After the presentation, our guides took us on a tour of the building. It's very big. And amazing. And somewhat scary. The walls were lined with rows of books, all of which were (obviously) published by Harper Collins. I took pictures. Many pictures :).

Also, here is Aprilynne Pike's book Spells in the main case in the lobby of Harper Collins. I had the pleasure of meeting this author when she visited The King's English, so I was really excited to see her work in such a prominent area of display.

At the end of the tour our guides presented us with a bag of goodies :D. We received five Harper Collins books, two of which were ARCs (for those of you who might not know, ARCs are Advanced Readers Copies, meaning the book hasn't actually been released to the public). All of the books look really good and I can't wait to read them! In addition the bag contained several examples of promotional materials, including a brain-shaped stress ball and a bracelet that doubles as a USB thumb drive. On the way out we passed through a pair of swinging gates. The gates only move when an employee swipes his/her card. Now, being me, I freaked out when the gates slammed shut in front of me. Seriously, those things move fast! I don't like them. Not one little bit. In the end I ran through, praying fervently that they weren't about to skewer me through the middle.

Harper Collins Inside

Harper Collins Outside

After Harper Collins we headed straight to the World Financial Center, where the reception for the art exhibit was being held. The Scholastic Art and Writing Awards exhibit tours the country for two years after the June ceremony. The Financial Center is also right next to the World Trade Center site, so we got a chance to look around at the memorial.

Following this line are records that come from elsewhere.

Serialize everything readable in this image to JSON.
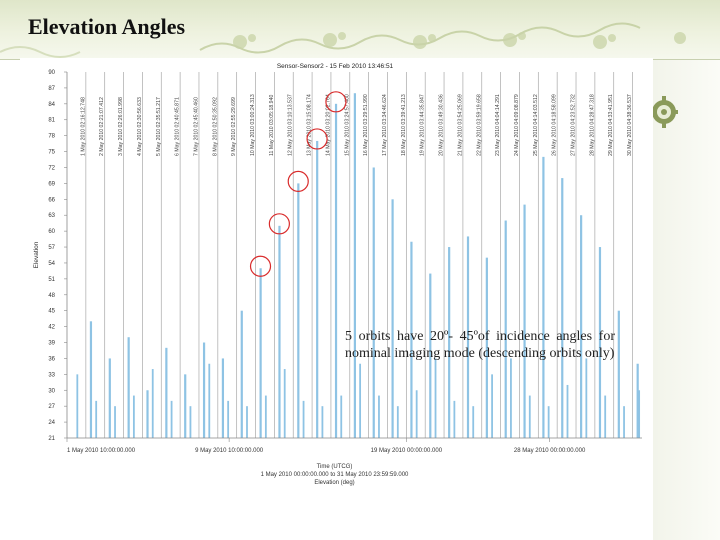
{
  "slide": {
    "title": "Elevation Angles",
    "caption": "5 orbits have 20º- 45ºof incidence angles for nominal imaging mode (descending orbits only)"
  },
  "colors": {
    "bar": "#8ec3e4",
    "circle": "#d92b2b",
    "banner": "#e3e9cf"
  },
  "chart_data": {
    "type": "bar",
    "title": "Sensor-Sensor2 - 15 Feb 2010 13:46:51",
    "ylabel": "Elevation",
    "ylim": [
      21,
      90
    ],
    "yticks": [
      21,
      24,
      27,
      30,
      33,
      36,
      39,
      42,
      45,
      48,
      51,
      54,
      57,
      60,
      63,
      66,
      69,
      72,
      75,
      78,
      81,
      84,
      87,
      90
    ],
    "ytick_labels": [
      "21",
      "24",
      "27",
      "30",
      "33",
      "36",
      "39",
      "42",
      "45",
      "48",
      "51",
      "54",
      "57",
      "60",
      "63",
      "66",
      "69",
      "72",
      "75",
      "78",
      "81",
      "84",
      "87",
      "90"
    ],
    "xlim": [
      0,
      30.5
    ],
    "xtick_labels": [
      {
        "t": 0,
        "label": "1 May 2010 10:00:00.000"
      },
      {
        "t": 8.6,
        "label": "9 May 2010 10:00:00.000"
      },
      {
        "t": 18,
        "label": "19 May 2010 00:00:00.000"
      },
      {
        "t": 25.6,
        "label": "28 May 2010 00:00:00.000"
      }
    ],
    "xlabel_lines": [
      "Time (UTCG)",
      "1 May 2010 00:00:00.000 to 31 May 2010 23:59:59.000",
      "Elevation (deg)"
    ],
    "passes": [
      {
        "t": 1.0,
        "label": "1 May 2010 02:16:12.748",
        "value": 43
      },
      {
        "t": 2.0,
        "label": "2 May 2010 02:21:07.412",
        "value": 36
      },
      {
        "t": 3.0,
        "label": "3 May 2010 02:26:01.998",
        "value": 40
      },
      {
        "t": 4.0,
        "label": "4 May 2010 02:30:56.633",
        "value": 30
      },
      {
        "t": 5.0,
        "label": "5 May 2010 02:35:51.217",
        "value": 38
      },
      {
        "t": 6.0,
        "label": "6 May 2010 02:40:45.871",
        "value": 33
      },
      {
        "t": 7.0,
        "label": "7 May 2010 02:45:40.460",
        "value": 39
      },
      {
        "t": 8.0,
        "label": "8 May 2010 02:50:35.092",
        "value": 36
      },
      {
        "t": 9.0,
        "label": "9 May 2010 02:55:29.699",
        "value": 45
      },
      {
        "t": 10.0,
        "label": "10 May 2010 03:00:24.313",
        "value": 53
      },
      {
        "t": 11.0,
        "label": "11 May 2010 03:05:18.940",
        "value": 61
      },
      {
        "t": 12.0,
        "label": "12 May 2010 03:10:13.537",
        "value": 69
      },
      {
        "t": 13.0,
        "label": "13 May 2010 03:15:08.174",
        "value": 77
      },
      {
        "t": 14.0,
        "label": "14 May 2010 03:20:02.764",
        "value": 84
      },
      {
        "t": 15.0,
        "label": "15 May 2010 03:24:57.400",
        "value": 86
      },
      {
        "t": 16.0,
        "label": "16 May 2010 03:29:51.990",
        "value": 72
      },
      {
        "t": 17.0,
        "label": "17 May 2010 03:34:46.624",
        "value": 66
      },
      {
        "t": 18.0,
        "label": "18 May 2010 03:39:41.213",
        "value": 58
      },
      {
        "t": 19.0,
        "label": "19 May 2010 03:44:35.847",
        "value": 52
      },
      {
        "t": 20.0,
        "label": "20 May 2010 03:49:30.436",
        "value": 57
      },
      {
        "t": 21.0,
        "label": "21 May 2010 03:54:25.069",
        "value": 59
      },
      {
        "t": 22.0,
        "label": "22 May 2010 03:59:19.658",
        "value": 55
      },
      {
        "t": 23.0,
        "label": "23 May 2010 04:04:14.291",
        "value": 62
      },
      {
        "t": 24.0,
        "label": "24 May 2010 04:09:08.879",
        "value": 65
      },
      {
        "t": 25.0,
        "label": "25 May 2010 04:14:03.512",
        "value": 74
      },
      {
        "t": 26.0,
        "label": "26 May 2010 04:18:58.099",
        "value": 70
      },
      {
        "t": 27.0,
        "label": "27 May 2010 04:23:52.732",
        "value": 63
      },
      {
        "t": 28.0,
        "label": "28 May 2010 04:28:47.318",
        "value": 57
      },
      {
        "t": 29.0,
        "label": "29 May 2010 04:33:41.951",
        "value": 45
      },
      {
        "t": 30.0,
        "label": "30 May 2010 04:38:36.537",
        "value": 35
      }
    ],
    "minor_passes": [
      {
        "t": 0.5,
        "value": 33
      },
      {
        "t": 1.5,
        "value": 28
      },
      {
        "t": 2.5,
        "value": 27
      },
      {
        "t": 3.5,
        "value": 29
      },
      {
        "t": 4.5,
        "value": 34
      },
      {
        "t": 5.5,
        "value": 28
      },
      {
        "t": 6.5,
        "value": 27
      },
      {
        "t": 7.5,
        "value": 35
      },
      {
        "t": 8.5,
        "value": 28
      },
      {
        "t": 9.5,
        "value": 27
      },
      {
        "t": 10.5,
        "value": 29
      },
      {
        "t": 11.5,
        "value": 34
      },
      {
        "t": 12.5,
        "value": 28
      },
      {
        "t": 13.5,
        "value": 27
      },
      {
        "t": 14.5,
        "value": 29
      },
      {
        "t": 15.5,
        "value": 35
      },
      {
        "t": 16.5,
        "value": 29
      },
      {
        "t": 17.5,
        "value": 27
      },
      {
        "t": 18.5,
        "value": 30
      },
      {
        "t": 19.5,
        "value": 36
      },
      {
        "t": 20.5,
        "value": 28
      },
      {
        "t": 21.5,
        "value": 27
      },
      {
        "t": 22.5,
        "value": 33
      },
      {
        "t": 23.5,
        "value": 36
      },
      {
        "t": 24.5,
        "value": 29
      },
      {
        "t": 25.5,
        "value": 27
      },
      {
        "t": 26.5,
        "value": 31
      },
      {
        "t": 27.5,
        "value": 36
      },
      {
        "t": 28.5,
        "value": 29
      },
      {
        "t": 29.5,
        "value": 27
      },
      {
        "t": 30.3,
        "value": 30
      }
    ],
    "highlighted_passes": [
      {
        "t": 10.0,
        "value": 53
      },
      {
        "t": 11.0,
        "value": 61
      },
      {
        "t": 12.0,
        "value": 69
      },
      {
        "t": 13.0,
        "value": 77
      },
      {
        "t": 14.0,
        "value": 84
      }
    ]
  }
}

The exhibit itself was amazing. Some of the pieces blew my mind, and I wish I was half as talented an artist as these kids. There was also food :). My family and I stuck around for a while, chatting with the other award winners, before heading out to get dinner. On Ms. Thompson's suggestion we went for New York pizza. The food was amazing, and I pretty much stuffed myself, but the highlight was probably seeing Justin Long buying a pizza at the same place we were eating (the guy from the Mac commercials, He's Just Not That Into You, Jeepers Creepers, Dodgeball, etc). Here is a picture of Justin Long:

Pretty cool, right? After pizza we returned to the bed and breakfast, where I immediately crashed and slept the night away.

Friday, June 11th:

With awards activities complete, my family and I spent the day wandering New York City. I bought clothes. And some more clothes. And...more clothes. I pretty much blew my college fund on clothes. I have a certain lack of self-restraint when it comes to shopping, and the absence of my best friend Coco to rein me in had a serious effect on my spending spree. Other than that the day consisted of walking. We checked out China Town, ate lots of high-calorie food, and returned to the bed and breakfast at four o'clock to prepare for the airport.

The Scholastic Awards are amazing. The organization has spent years and years honoring the nation's best artists and writers, rewarding creativity, and encouraging an appreciation of the arts. I am honored to be among the winners. I met a ton of awesome people who are both talented and humble, including Lisa, Emily, Mckenzie, Darcy, and many others. You guys rock! These awards have forever altered my future, and I am eternally grateful to the editors at Scholastic who have given me this opportunity to start my career.

There's my recap. Hope you enjoyed it :).


P.S. Despite being severely technologically challenged, I've learned how to upload photos to my blog!!! Aren't you proud of me?

P.P.S. I'm pretty sure I used the words "amazing" and "awesome" about ten times each in this post. I apologize for the redundancy.